Washington, D.C., would have a $13.51 hourly wage, the highest in the nation. San Francisco’s would be $13.37 (below, it should be noted, their new $15 level), Boston’s would be $12.85 (up from its current $8.00), New York’s $12.25 (currently $8.00) and Seattle’s $11.85 ($15 by 2017).
The second and bigger task is to upgrade and improve retail jobs. Zeynep Ton of the MIT Sloan School of Management shows the benefits of doing so in her detailed research on leading retail companies, in her book The Good Jobs Strategy. The highest performing retail companies, she finds, are those that pay workers more. The reason is simple: Better-paid employees are more engaged; are a source of innovation and continuous improvement for their companies; and provide better customer service, generating happier customers. Such companies, which include household names like Zara, Costco and Trader Joe’s, not only make more money but become brands that consumers trust. Conversely, companies that pay people poorly end up with dissatisfied employees and dissatisfied customers. Here is what Ton told me in an interview on this site back in 2012:
When companies offer bad jobs, they can find themselves in a vicious downward cycle. Take supermarkets, for example. That’s an industry full of bad jobs—low pay, unpredictable hours, and work that is not meaningful. But it’s also a very complex working environment. In a typical supermarket, employees manage thousands of products, serve more than 2,000 customers a day, and carry out hundreds of sales promotions a week. When you operate such a complex environment with employees who are unmotivated, poorly trained, or overworked because the store is understaffed, the result is operational problems. Products are misplaced or mis-priced … Employees can't answer customers' questions—they may not know or have time. Those problems reduce sales and profits, so sales decline, so labor budgets shrink, so companies invest even less in their people. That’s the vicious cycle. Companies can still make money operating in this cycle, but they are leaving a lot on the table. Customers come as long as there are good deals, but they have no loyalty. …

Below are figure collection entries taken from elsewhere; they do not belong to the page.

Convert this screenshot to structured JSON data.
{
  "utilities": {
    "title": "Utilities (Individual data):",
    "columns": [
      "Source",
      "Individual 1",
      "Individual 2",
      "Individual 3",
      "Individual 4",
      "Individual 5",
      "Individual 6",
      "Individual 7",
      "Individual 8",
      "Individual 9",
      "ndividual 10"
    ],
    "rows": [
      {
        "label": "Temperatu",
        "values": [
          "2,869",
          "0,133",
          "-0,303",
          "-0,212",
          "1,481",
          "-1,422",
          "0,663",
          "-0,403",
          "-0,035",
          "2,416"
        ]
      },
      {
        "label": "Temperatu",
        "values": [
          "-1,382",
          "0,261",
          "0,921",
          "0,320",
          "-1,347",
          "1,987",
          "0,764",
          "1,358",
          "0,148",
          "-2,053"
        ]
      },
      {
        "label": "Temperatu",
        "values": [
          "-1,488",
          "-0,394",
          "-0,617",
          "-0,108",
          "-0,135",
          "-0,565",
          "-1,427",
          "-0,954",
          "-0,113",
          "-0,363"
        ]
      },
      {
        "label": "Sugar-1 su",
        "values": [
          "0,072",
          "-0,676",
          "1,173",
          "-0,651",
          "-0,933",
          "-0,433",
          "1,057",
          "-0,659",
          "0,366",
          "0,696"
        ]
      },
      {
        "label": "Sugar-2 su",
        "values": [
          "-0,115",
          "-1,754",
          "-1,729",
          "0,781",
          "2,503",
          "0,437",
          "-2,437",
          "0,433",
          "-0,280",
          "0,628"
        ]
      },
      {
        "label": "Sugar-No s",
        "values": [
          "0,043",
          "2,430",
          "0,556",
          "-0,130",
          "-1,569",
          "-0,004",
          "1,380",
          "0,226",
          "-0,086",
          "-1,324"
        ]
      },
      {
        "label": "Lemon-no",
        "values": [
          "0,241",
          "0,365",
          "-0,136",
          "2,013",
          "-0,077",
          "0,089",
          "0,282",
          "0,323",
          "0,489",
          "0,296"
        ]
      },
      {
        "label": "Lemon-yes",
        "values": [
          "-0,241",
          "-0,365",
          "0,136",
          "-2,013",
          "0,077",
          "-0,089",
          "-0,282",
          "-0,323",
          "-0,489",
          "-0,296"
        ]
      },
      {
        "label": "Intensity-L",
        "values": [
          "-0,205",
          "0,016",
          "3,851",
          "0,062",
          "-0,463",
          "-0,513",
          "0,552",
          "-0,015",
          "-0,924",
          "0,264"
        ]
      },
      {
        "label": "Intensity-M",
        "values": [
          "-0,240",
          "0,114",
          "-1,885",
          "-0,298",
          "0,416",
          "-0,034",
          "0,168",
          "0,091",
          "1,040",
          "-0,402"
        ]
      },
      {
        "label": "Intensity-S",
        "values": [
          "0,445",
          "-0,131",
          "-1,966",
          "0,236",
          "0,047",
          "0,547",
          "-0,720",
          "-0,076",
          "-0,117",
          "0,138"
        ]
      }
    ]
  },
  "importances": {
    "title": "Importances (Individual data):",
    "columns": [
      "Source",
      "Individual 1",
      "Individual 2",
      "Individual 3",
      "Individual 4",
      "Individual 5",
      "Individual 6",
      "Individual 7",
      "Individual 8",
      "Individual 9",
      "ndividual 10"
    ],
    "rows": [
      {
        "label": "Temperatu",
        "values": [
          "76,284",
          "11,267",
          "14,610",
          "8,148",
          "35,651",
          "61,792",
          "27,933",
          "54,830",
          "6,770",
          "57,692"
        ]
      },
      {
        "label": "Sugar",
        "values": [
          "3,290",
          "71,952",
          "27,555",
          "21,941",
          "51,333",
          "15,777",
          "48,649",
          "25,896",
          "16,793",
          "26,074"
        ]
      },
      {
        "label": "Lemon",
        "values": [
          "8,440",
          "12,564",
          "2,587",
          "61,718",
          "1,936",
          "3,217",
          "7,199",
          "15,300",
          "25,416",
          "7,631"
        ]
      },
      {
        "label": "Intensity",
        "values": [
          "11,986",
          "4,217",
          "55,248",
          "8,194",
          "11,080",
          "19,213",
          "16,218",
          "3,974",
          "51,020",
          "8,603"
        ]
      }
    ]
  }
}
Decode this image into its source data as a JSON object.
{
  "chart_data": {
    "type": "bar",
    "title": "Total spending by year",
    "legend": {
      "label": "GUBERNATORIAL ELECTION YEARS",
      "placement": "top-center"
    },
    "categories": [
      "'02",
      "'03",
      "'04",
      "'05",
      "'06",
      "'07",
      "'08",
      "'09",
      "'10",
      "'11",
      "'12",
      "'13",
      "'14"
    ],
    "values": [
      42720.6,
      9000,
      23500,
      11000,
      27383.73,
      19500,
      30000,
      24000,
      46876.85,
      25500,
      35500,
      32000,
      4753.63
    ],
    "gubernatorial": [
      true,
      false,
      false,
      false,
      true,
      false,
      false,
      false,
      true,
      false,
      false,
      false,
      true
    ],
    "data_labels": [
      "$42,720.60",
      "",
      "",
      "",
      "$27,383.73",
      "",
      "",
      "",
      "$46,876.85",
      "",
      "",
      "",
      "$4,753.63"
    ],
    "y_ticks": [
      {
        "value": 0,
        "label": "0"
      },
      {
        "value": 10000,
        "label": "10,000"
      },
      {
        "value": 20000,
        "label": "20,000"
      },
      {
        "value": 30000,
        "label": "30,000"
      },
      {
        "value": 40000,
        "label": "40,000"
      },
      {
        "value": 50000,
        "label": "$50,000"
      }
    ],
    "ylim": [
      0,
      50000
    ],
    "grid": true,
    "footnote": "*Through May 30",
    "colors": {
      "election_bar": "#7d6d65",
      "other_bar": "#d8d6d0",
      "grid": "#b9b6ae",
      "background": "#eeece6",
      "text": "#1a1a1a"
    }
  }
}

A lot of people think that the good jobs strategy requires charging customers more—but that’s not true at all. Companies that follow the good jobs strategy offer low prices. A lot of people also think that companies offering good jobs in low-cost industries must have unique characteristics that allow them to do so. That’s also not true. Any firm can follow the good jobs strategy because what makes it work is smart operational choices along with investment in people. …
There’s nothing idiosyncratic about these companies that allows the good jobs strategy to work. They aren’t flukes or special cases. But they do work hard at it and their managements have stood by the good jobs strategy even at tough moments when it would have been convenient to save some money at the employees’ expense. And when they do that, they come out even stronger and more competitive.
Inequality is rising. Our labor market is cleaving into a small share of good, knowledge-economy jobs and a much larger number of low-skill, low-wage service jobs.
But the holiday season—a time for helping others—is the perfect time to focus on rebuilding America’s middle class. To do that, we’ve got to raise the minimum wage and get on with upgrading retail jobs. This will bolster workers’ pay, but it will also improve companies’ bottom lines.
By upgrading the nearly 70 million low-wage jobs that held by more than 45 percent of Americans, we’ll pave the way for a new American middle class, one that is able to support their families with their work.